На все это Клайд отвечал (довольно умело), что все идет хорошо, что работа не слишком тяжелая. Его костюм вовсе не так уж хорош, — посмотрела бы мать на других мальчиков. Он тратит не слишком много. И, во всяком случае, все это куплено в рассрочку, и он может расплачиваться постепенно.
Но ужин! Это уже совсем другое дело. Пирушка, вероятно, затянется допоздна, и как он тогда объяснит матери и отцу свое долгое отсутствие? Ретерер говорил, что веселье кончится не раньше трех-четырех часов ночи; впрочем, Клайд, конечно, может уйти в любое время. Но хорошо ли расстраивать компанию? Да, но, черт возьми, большинство из них не живет в семье, как Клайд, а если и живут, то родителей — например, мать Ретерера мало беспокоит, что делают дети. Но все же благоразумное ли это дело такая поздняя пирушка?
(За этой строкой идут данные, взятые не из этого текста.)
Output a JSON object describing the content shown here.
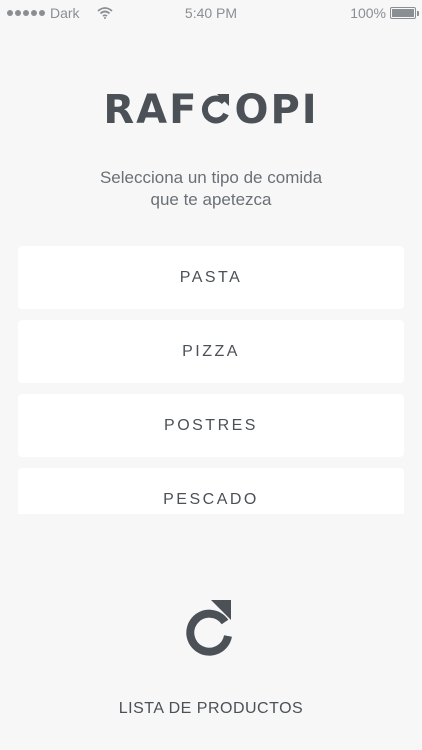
{
  "status_bar": {
    "carrier": "Dark",
    "time": "5:40 PM",
    "battery": "100%",
    "signal_icon": "signal-dots-icon",
    "wifi_icon": "wifi-icon",
    "battery_icon": "battery-icon"
  },
  "logo": {
    "left": "RAF",
    "right": "OPI",
    "middle_icon": "refresh-arrow-o-icon"
  },
  "subtitle": {
    "line1": "Selecciona un tipo de comida",
    "line2": "que te apetezca"
  },
  "food_types": [
    {
      "label": "PASTA"
    },
    {
      "label": "PIZZA"
    },
    {
      "label": "POSTRES"
    },
    {
      "label": "PESCADO"
    }
  ],
  "refresh": {
    "icon": "refresh-icon"
  },
  "footer": {
    "products_label": "LISTA DE PRODUCTOS"
  },
  "colors": {
    "text": "#4b5157",
    "background": "#f7f7f7",
    "card": "#ffffff"
  }
}
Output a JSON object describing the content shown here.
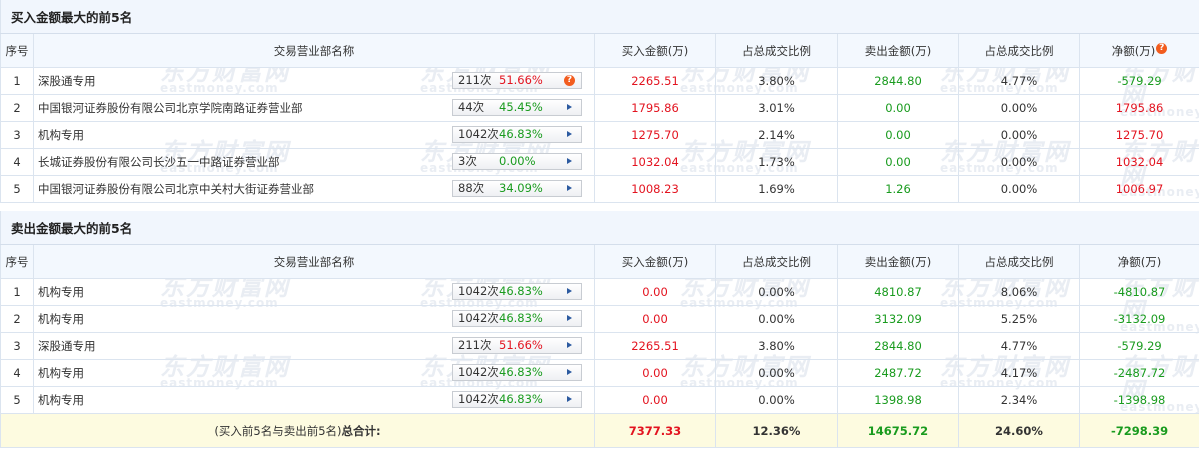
{
  "watermark": {
    "cn": "东方财富网",
    "en": "eastmoney.com"
  },
  "buy_section": {
    "title": "买入金额最大的前5名",
    "headers": [
      "序号",
      "交易营业部名称",
      "买入金额(万)",
      "占总成交比例",
      "卖出金额(万)",
      "占总成交比例",
      "净额(万)"
    ],
    "rows": [
      {
        "idx": "1",
        "name": "深股通专用",
        "count": "211次",
        "rate": "51.66%",
        "rate_color": "red",
        "has_question": true,
        "buy": "2265.51",
        "buy_pct": "3.80%",
        "sell": "2844.80",
        "sell_pct": "4.77%",
        "net": "-579.29",
        "net_color": "green"
      },
      {
        "idx": "2",
        "name": "中国银河证券股份有限公司北京学院南路证券营业部",
        "count": "44次",
        "rate": "45.45%",
        "rate_color": "green",
        "has_question": false,
        "buy": "1795.86",
        "buy_pct": "3.01%",
        "sell": "0.00",
        "sell_pct": "0.00%",
        "net": "1795.86",
        "net_color": "red"
      },
      {
        "idx": "3",
        "name": "机构专用",
        "count": "1042次",
        "rate": "46.83%",
        "rate_color": "green",
        "has_question": false,
        "buy": "1275.70",
        "buy_pct": "2.14%",
        "sell": "0.00",
        "sell_pct": "0.00%",
        "net": "1275.70",
        "net_color": "red"
      },
      {
        "idx": "4",
        "name": "长城证券股份有限公司长沙五一中路证券营业部",
        "count": "3次",
        "rate": "0.00%",
        "rate_color": "green",
        "has_question": false,
        "buy": "1032.04",
        "buy_pct": "1.73%",
        "sell": "0.00",
        "sell_pct": "0.00%",
        "net": "1032.04",
        "net_color": "red"
      },
      {
        "idx": "5",
        "name": "中国银河证券股份有限公司北京中关村大街证券营业部",
        "count": "88次",
        "rate": "34.09%",
        "rate_color": "green",
        "has_question": false,
        "buy": "1008.23",
        "buy_pct": "1.69%",
        "sell": "1.26",
        "sell_pct": "0.00%",
        "net": "1006.97",
        "net_color": "red"
      }
    ]
  },
  "sell_section": {
    "title": "卖出金额最大的前5名",
    "headers": [
      "序号",
      "交易营业部名称",
      "买入金额(万)",
      "占总成交比例",
      "卖出金额(万)",
      "占总成交比例",
      "净额(万)"
    ],
    "rows": [
      {
        "idx": "1",
        "name": "机构专用",
        "count": "1042次",
        "rate": "46.83%",
        "rate_color": "green",
        "buy": "0.00",
        "buy_pct": "0.00%",
        "sell": "4810.87",
        "sell_pct": "8.06%",
        "net": "-4810.87",
        "net_color": "green"
      },
      {
        "idx": "2",
        "name": "机构专用",
        "count": "1042次",
        "rate": "46.83%",
        "rate_color": "green",
        "buy": "0.00",
        "buy_pct": "0.00%",
        "sell": "3132.09",
        "sell_pct": "5.25%",
        "net": "-3132.09",
        "net_color": "green"
      },
      {
        "idx": "3",
        "name": "深股通专用",
        "count": "211次",
        "rate": "51.66%",
        "rate_color": "red",
        "buy": "2265.51",
        "buy_pct": "3.80%",
        "sell": "2844.80",
        "sell_pct": "4.77%",
        "net": "-579.29",
        "net_color": "green"
      },
      {
        "idx": "4",
        "name": "机构专用",
        "count": "1042次",
        "rate": "46.83%",
        "rate_color": "green",
        "buy": "0.00",
        "buy_pct": "0.00%",
        "sell": "2487.72",
        "sell_pct": "4.17%",
        "net": "-2487.72",
        "net_color": "green"
      },
      {
        "idx": "5",
        "name": "机构专用",
        "count": "1042次",
        "rate": "46.83%",
        "rate_color": "green",
        "buy": "0.00",
        "buy_pct": "0.00%",
        "sell": "1398.98",
        "sell_pct": "2.34%",
        "net": "-1398.98",
        "net_color": "green"
      }
    ]
  },
  "totals": {
    "label_prefix": "(买入前5名与卖出前5名)",
    "label_bold": "总合计:",
    "buy": "7377.33",
    "buy_pct": "12.36%",
    "sell": "14675.72",
    "sell_pct": "24.60%",
    "net": "-7298.39"
  },
  "colors": {
    "red": "#e3131f",
    "green": "#199b1e",
    "header_bg": "#f3f8fe",
    "total_bg": "#fdfbe0"
  },
  "icons": {
    "question": "question-icon",
    "arrow": "arrow-right-icon"
  }
}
Все его новые друзья — и Хегленд, и Ретерер, и Кинселла, и Шил — выпивают и не видят в этом ничего дурного. Глупо с его стороны думать, что это так опасно — выпить немножко, как все они делают в таких случаях. И потом ведь он может не пить, если не захочет. Он пойдет, а если дома спросят, он скажет, что пришлось задержаться на работе. Почему бы ему когда-нибудь и не прийти поздно домой? Разве он теперь не взрослый человек? Разве он не зарабатывает больше всех в семье? Пора бы ему вести себя так, как хочется.